Einstein e o papel dos cientistas na sociedade
José Goldemberg
Professor Emérito da USP, é presidente da Fapesp
Albert Einstein foi, sem dúvida alguma, o cientista mais importante do século 20. No início do
século passado, ele formulou a teoria da relatividade, que mudou a concepção do mundo em que
vivemos, a qual havia sido estabelecida por Newton, no século 18, co nforme descrita com clareza
por Kant: um espaço e tempo absolutos que não dependem da posição do observador, quer
esteja em repouso ou em movimento.
O que Einstein mostrou é que isso só é verdade quando o observador se movimenta lentamente,
como é o nosso caso. Se sua velocidade for muito grande, as dimensões mudam e o tempo
passa mais devagar ou mais depressa, dependendo do local onde o observador se encontra.

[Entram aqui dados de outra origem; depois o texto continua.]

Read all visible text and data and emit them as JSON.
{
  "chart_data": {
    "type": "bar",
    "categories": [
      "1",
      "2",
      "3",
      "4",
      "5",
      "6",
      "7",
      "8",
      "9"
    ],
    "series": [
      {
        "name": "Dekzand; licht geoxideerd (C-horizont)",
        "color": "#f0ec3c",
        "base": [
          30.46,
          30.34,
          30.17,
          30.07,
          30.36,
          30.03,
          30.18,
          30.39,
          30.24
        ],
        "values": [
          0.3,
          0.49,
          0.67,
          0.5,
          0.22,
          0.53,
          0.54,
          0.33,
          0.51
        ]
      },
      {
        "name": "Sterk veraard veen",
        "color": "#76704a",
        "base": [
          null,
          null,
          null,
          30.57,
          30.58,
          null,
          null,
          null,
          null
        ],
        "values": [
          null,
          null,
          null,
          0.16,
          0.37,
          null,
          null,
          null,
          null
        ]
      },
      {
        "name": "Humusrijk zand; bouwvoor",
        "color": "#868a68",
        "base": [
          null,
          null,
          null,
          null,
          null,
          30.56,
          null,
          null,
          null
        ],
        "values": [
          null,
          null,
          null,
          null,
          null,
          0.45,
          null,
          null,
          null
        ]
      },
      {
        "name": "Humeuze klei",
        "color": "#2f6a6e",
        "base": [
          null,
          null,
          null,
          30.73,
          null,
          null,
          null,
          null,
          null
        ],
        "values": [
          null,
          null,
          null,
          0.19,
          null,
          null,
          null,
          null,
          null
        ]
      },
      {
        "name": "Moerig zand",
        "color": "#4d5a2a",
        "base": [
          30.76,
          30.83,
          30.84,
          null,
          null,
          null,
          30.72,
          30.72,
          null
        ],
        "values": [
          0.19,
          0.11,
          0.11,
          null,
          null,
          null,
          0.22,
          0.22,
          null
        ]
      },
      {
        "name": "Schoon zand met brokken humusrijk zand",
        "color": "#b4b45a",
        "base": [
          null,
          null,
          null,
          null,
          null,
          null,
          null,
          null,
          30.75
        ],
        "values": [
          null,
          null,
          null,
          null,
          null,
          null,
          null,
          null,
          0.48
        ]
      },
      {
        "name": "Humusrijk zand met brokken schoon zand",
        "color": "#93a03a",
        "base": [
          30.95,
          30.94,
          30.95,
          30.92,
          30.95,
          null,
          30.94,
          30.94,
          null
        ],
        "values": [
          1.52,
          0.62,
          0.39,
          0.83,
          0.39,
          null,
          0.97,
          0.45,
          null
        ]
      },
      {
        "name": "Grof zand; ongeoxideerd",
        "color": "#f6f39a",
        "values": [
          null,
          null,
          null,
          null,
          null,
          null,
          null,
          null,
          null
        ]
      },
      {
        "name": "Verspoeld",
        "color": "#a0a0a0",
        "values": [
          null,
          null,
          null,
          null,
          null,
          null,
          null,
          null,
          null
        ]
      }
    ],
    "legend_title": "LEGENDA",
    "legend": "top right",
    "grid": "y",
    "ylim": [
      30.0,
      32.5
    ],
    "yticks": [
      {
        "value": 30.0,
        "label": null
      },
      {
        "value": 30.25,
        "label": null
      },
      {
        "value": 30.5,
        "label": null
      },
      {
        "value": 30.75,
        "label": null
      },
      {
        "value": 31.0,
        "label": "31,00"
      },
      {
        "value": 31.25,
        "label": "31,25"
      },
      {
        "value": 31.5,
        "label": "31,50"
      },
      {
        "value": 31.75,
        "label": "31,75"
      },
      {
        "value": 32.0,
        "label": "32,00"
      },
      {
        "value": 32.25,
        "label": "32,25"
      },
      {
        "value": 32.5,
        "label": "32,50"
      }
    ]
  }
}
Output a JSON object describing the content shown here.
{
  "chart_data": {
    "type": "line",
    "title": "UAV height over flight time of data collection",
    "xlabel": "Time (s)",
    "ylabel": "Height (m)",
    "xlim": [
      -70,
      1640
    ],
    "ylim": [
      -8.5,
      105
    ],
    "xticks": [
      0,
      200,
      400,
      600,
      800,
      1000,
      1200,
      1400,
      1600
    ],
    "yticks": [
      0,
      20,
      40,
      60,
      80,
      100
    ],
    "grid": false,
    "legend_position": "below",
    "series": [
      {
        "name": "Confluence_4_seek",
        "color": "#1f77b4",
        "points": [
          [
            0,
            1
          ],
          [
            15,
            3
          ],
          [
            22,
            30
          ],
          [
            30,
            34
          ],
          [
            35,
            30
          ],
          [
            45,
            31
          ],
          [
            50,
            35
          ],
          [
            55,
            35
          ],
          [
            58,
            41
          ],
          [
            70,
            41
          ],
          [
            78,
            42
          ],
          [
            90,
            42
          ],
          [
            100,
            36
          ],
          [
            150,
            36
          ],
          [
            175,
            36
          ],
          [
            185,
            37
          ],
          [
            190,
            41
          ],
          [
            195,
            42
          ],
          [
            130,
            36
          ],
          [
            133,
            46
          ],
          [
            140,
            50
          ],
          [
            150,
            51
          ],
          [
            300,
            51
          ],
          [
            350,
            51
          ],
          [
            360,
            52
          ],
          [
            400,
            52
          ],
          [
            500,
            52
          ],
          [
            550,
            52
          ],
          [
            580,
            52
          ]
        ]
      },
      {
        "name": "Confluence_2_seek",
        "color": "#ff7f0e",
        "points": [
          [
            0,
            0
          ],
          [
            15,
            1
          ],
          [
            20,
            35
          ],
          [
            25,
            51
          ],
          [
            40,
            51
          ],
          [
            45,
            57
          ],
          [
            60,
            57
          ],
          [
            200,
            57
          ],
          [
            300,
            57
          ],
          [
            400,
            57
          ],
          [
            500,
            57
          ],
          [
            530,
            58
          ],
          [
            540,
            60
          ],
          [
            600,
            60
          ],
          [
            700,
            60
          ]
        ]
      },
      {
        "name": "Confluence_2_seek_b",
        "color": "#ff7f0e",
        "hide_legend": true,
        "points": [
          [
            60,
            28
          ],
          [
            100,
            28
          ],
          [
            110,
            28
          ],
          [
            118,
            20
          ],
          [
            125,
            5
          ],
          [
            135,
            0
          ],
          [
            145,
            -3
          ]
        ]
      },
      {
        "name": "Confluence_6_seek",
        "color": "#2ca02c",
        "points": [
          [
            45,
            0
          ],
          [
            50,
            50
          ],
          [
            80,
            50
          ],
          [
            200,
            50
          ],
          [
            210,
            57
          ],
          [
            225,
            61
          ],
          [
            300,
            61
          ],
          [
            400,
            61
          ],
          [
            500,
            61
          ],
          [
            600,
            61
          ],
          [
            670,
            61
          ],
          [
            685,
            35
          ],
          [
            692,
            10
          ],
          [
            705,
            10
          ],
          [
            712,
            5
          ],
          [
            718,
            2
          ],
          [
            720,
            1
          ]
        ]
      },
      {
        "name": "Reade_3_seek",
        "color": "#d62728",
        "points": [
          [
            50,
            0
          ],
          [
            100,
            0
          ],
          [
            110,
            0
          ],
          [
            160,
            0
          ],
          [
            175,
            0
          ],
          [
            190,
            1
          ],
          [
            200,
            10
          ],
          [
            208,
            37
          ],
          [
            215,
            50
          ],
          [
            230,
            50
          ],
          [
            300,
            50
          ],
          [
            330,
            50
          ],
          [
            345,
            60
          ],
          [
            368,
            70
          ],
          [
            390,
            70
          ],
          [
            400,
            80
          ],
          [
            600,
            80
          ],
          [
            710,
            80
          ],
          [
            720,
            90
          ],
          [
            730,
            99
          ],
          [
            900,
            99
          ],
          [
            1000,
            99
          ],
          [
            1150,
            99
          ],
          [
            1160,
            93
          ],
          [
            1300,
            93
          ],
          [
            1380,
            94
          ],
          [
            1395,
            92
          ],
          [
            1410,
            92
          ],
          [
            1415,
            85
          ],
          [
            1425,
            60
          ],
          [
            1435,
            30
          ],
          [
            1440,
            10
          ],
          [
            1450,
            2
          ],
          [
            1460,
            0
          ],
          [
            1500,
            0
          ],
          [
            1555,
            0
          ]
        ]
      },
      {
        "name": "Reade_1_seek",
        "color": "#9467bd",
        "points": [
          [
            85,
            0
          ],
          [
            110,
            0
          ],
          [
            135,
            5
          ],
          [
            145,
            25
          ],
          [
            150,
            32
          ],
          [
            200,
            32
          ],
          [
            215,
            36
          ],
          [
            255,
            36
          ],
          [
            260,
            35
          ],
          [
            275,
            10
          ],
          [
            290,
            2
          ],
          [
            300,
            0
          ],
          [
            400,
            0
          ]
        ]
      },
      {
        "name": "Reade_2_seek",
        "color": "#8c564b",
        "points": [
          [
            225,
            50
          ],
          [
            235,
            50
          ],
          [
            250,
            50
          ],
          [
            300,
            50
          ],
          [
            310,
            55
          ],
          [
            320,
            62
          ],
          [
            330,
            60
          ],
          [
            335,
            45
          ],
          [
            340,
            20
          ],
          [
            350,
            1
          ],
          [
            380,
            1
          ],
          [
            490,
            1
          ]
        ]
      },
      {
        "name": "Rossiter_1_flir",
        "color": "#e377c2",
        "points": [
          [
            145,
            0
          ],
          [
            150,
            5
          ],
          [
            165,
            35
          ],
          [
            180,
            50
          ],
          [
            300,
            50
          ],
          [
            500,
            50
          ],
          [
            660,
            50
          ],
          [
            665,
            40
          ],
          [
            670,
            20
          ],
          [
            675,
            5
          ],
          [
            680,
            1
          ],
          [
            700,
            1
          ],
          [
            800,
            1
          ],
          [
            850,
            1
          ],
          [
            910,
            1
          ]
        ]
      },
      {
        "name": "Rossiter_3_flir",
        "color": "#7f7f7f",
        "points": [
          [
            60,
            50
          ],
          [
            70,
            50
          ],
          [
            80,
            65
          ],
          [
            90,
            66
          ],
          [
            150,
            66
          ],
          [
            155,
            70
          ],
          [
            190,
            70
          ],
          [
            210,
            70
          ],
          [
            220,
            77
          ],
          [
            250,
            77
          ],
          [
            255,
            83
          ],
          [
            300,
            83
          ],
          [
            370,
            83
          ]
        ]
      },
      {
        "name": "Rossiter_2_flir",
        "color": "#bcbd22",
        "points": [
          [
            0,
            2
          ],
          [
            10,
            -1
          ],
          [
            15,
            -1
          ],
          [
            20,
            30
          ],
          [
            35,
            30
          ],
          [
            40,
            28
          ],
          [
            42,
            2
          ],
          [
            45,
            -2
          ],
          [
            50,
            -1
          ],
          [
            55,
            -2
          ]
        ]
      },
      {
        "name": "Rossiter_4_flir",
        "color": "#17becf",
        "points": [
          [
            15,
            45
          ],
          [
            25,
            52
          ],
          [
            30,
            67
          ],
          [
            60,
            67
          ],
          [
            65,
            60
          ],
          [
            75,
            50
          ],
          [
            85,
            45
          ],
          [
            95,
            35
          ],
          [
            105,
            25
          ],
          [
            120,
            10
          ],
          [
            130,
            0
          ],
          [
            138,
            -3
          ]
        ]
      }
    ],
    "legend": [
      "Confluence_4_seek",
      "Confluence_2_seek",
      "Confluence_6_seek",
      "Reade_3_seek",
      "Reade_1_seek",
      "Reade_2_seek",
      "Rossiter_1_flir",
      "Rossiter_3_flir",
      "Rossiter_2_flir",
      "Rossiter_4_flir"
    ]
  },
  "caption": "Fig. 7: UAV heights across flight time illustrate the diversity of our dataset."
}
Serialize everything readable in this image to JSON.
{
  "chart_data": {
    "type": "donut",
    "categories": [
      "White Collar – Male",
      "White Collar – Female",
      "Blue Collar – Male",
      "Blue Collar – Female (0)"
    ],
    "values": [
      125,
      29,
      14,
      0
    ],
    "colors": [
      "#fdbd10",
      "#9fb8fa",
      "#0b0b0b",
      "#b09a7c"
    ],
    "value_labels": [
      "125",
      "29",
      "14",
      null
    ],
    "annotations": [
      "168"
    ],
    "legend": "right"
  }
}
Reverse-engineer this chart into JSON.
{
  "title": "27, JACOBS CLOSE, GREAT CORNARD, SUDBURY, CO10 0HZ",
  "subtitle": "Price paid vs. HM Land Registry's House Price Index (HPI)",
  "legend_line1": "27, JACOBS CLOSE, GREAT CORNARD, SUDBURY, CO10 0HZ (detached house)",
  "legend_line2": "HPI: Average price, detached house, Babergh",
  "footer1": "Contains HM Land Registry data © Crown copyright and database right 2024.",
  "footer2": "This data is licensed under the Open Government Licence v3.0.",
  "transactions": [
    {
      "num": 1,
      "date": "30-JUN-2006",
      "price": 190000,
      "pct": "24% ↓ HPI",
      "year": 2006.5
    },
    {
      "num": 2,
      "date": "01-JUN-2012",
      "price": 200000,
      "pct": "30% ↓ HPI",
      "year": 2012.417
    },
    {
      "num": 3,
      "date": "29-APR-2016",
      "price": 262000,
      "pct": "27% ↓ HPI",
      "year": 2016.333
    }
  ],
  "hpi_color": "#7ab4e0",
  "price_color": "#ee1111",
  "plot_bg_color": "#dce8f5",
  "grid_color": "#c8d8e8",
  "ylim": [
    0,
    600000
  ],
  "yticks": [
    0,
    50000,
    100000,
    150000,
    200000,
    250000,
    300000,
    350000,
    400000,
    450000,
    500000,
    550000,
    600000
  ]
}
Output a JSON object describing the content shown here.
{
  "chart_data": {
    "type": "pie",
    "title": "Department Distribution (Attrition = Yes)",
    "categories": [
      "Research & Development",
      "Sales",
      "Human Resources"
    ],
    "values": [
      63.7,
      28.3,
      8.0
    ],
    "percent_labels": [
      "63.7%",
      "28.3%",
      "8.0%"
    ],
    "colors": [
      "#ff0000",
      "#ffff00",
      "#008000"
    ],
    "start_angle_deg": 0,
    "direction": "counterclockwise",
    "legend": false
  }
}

Uma das consequências da teoria da relatividade é a constatação de que matéria pode
transformar-se em energia. Essa é a base da construção das bombas atômicas, em que os
átomos de urânio se desintegram em fragmentos velozes. Com base nessas ideias, foi possível
construir armas com poder explosivo milhões de vezes maior que o das explosões de substân cias
químicas, como a nitroglicerina.
Einstein formulou suas ideias quando trabalhava no Departamento de Patentes em Zurique, na
Suíça, e seu propósito foi sempre satisfazer sua própria curiosidade e tentar entender o universo
em que vivemos. Além disso, era um pacifista convicto que se recusou a participar do trabalho
dos seus colegas em Berlim, na produção de armas durante a 1ª Guerra Mundial (1914 -18),
chegando a renunciar à nacionalidade alemã por isso.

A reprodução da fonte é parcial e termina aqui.